Now, to the terms of my agreement…with myself. If I take on this challenge and I can no longer watch television-I may have to put a clause in this contract to exclude “Glee” from this ban- the show is, after all, more of a musical right? The other little tweak that I may have to make is that the only time that television watching is allowed is at the gym. I have no control over those TVs and watching the news for 45 min while running is actually beneficial- just as much as reading is (I will put a giant asterisk here as yesterday my run was completely consumed by watching a horse “Colorado” be air-rescued from a sand bar. Despite needing therapy because horses don’t typically like being dangled, blindfolded from a helicopter- he seems fine.) I would also like to add to the challenge that I can only watch movies when I am with friends and no more than one a week.

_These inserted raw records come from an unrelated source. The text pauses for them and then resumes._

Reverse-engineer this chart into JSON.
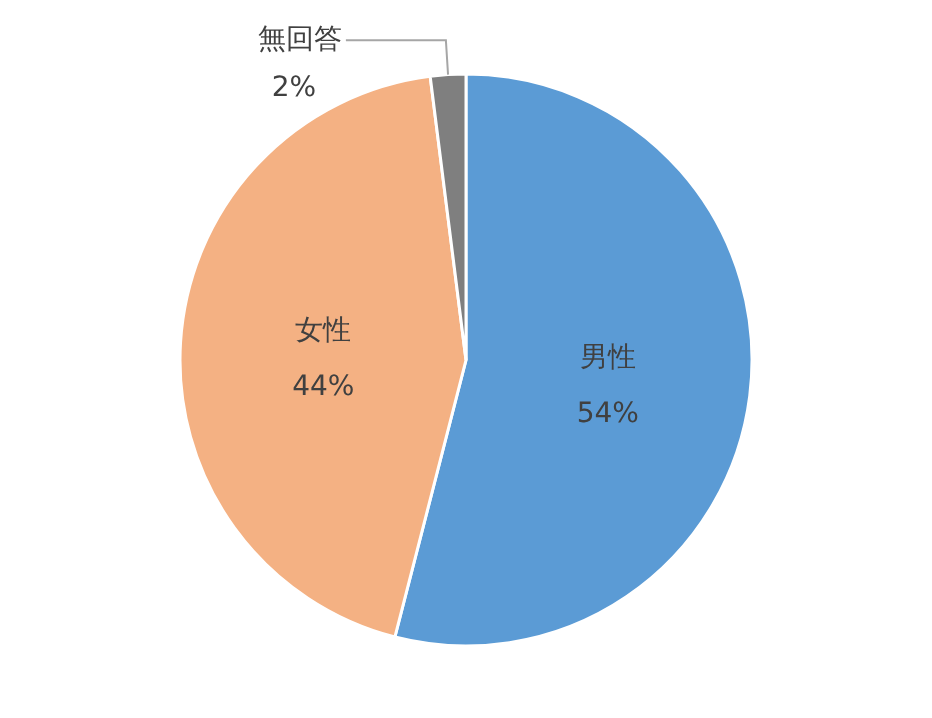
{
  "chart_data": {
    "type": "pie",
    "categories": [
      "男性",
      "女性",
      "無回答"
    ],
    "values": [
      54,
      44,
      2
    ],
    "value_labels": [
      "54%",
      "44%",
      "2%"
    ],
    "colors": [
      "#5b9bd5",
      "#f4b183",
      "#7f7f7f"
    ],
    "legend": false
  }
}
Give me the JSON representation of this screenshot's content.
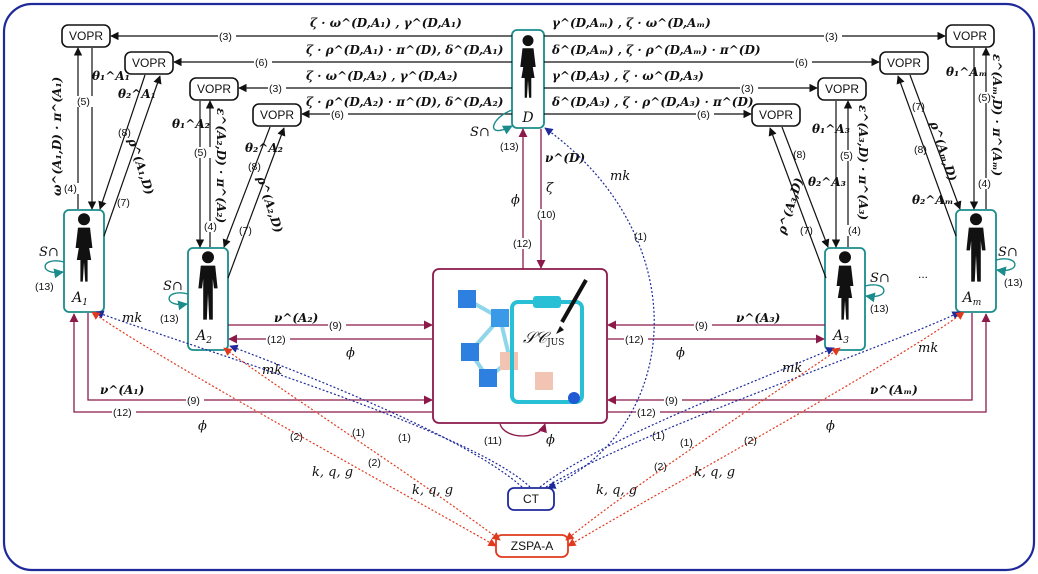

I know the benefits to this new lifestyle seem obvious but I need to talk myself through them a little. If I take this challenge I will read more, which I like. If the only way to see my old friends in the box is to go to the gym I will be getting more fit while still adhering to my goal. If I only watch movies with my friends I will be more social and less like a recluse- choosing to stay in to see what new horrible reality show I can get myself addicted to (Kendra, Pretty Wild, RuPaul’s Drag Queen Competition…. need I say more?) I’m hoping that this change- small to some but large to me- will cause a ripple effect in my life and perhaps as the year 26 approaches I will feel more like celebrating instead of anticipating swimming in a tequila bottle when the clock strikes midnight.